Dwain Northey (Gen X)

It must be comforting—deeply, almost spiritually comforting—to live in a world where failure is just success wearing a red hat and shouting louder.

Because if you listen to Donald Trump and his ever-devoted chorus, the last year-plus has been nothing short of a golden age. A renaissance. A masterclass in leadership so advanced that the rest of us, clearly, just lack the intellectual horsepower to recognize it.

Take Iran, for example. Or rather, the situation formerly known as “not actively spiraling.” What some might call a reckless escalation, a destabilizing series of moves, or a strategic blunder that handed leverage away like party favors—well, that’s only if you’re stuck using outdated definitions of “competence.” In the new framework, chaos is strength, unpredictability is genius, and outcomes are irrelevant so long as the branding remains confident.

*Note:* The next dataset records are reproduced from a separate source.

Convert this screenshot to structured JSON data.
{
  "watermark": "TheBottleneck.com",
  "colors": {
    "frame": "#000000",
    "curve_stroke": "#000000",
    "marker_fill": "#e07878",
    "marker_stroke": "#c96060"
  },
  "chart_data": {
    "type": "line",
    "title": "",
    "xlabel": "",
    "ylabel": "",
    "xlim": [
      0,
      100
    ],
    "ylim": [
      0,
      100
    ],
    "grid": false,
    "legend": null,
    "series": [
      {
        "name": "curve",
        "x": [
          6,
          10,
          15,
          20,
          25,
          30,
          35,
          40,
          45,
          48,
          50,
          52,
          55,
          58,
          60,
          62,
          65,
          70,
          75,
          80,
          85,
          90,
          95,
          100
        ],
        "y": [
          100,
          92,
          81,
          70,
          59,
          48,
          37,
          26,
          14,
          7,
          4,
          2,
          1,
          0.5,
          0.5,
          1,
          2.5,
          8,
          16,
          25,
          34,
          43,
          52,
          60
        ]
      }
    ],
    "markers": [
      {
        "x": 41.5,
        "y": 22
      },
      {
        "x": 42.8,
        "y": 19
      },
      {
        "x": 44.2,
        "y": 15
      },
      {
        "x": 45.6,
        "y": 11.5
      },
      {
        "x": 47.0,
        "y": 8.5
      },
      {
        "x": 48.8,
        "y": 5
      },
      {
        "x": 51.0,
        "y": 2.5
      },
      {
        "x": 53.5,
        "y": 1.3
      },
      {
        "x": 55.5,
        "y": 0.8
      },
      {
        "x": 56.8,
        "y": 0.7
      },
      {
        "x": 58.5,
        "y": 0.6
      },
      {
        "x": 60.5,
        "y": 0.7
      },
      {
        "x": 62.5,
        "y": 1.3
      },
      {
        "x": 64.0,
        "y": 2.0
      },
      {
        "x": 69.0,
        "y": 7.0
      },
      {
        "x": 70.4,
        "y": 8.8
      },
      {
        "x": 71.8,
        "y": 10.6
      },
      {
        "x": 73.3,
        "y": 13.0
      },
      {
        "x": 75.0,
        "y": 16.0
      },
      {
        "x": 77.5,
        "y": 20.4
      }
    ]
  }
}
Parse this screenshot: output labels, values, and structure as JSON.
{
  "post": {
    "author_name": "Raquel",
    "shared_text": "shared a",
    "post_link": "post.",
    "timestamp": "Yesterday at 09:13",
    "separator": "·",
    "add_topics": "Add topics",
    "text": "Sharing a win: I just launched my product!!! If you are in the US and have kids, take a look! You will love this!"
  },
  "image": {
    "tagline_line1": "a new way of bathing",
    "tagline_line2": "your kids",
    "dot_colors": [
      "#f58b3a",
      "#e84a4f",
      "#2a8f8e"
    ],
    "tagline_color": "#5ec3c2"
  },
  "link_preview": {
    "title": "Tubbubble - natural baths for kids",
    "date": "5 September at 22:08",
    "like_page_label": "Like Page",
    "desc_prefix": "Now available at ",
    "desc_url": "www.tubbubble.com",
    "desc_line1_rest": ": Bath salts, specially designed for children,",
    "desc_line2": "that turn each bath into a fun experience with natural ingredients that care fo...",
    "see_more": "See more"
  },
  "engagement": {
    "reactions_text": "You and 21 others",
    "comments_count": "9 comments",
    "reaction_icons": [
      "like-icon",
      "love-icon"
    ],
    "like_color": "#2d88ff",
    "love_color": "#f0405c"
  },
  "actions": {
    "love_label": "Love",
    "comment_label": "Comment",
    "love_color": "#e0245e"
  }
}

“I alone can fix it,” was the promise. And in a way, that promise has been fulfilled—if by “fix” we mean taking a complex, fragile system and shaking it like a vending machine until something else breaks loose.

But Iran is just the headliner. The undercard is stacked. Economic “wins” that somehow feel like losses if you check your bank account. International relationships that resemble group chats where everyone has muted you. Domestic policies that arrive with fanfare and leave quietly through the back door once reality asks a few inconvenient questions.

And yet, the messaging remains immaculate. This is the real achievement—not governance, not diplomacy, not measurable outcomes—but narrative control so relentless it borders on performance art. It’s not that things are going poorly; it’s that you’re being told they’re going extraordinarily well while watching them go poorly, and expected to resolve that contradiction by doubting your own perception.

It’s almost admirable, in a way. Reality itself has been rebranded as fake news. Failure is just success that hasn’t been appreciated properly. And every misstep isn’t a misstep at all—it’s a bold, misunderstood move in a chess game so complex that it looks exactly like checkers played badly.

Meanwhile, the rest of us are left squinting at the scoreboard, wondering if we’ve missed something. Maybe the losses are wins. Maybe instability is strategy. Maybe setting things on fire is just a prelude to calling yourself a firefighter.

Or maybe—just maybe—the simpler explanation is the correct one.

But that would require acknowledging that the emperor isn’t just underdressed—he’s been loudly insisting he invented clothes while everyone else is handed a blindfold and told to applaud.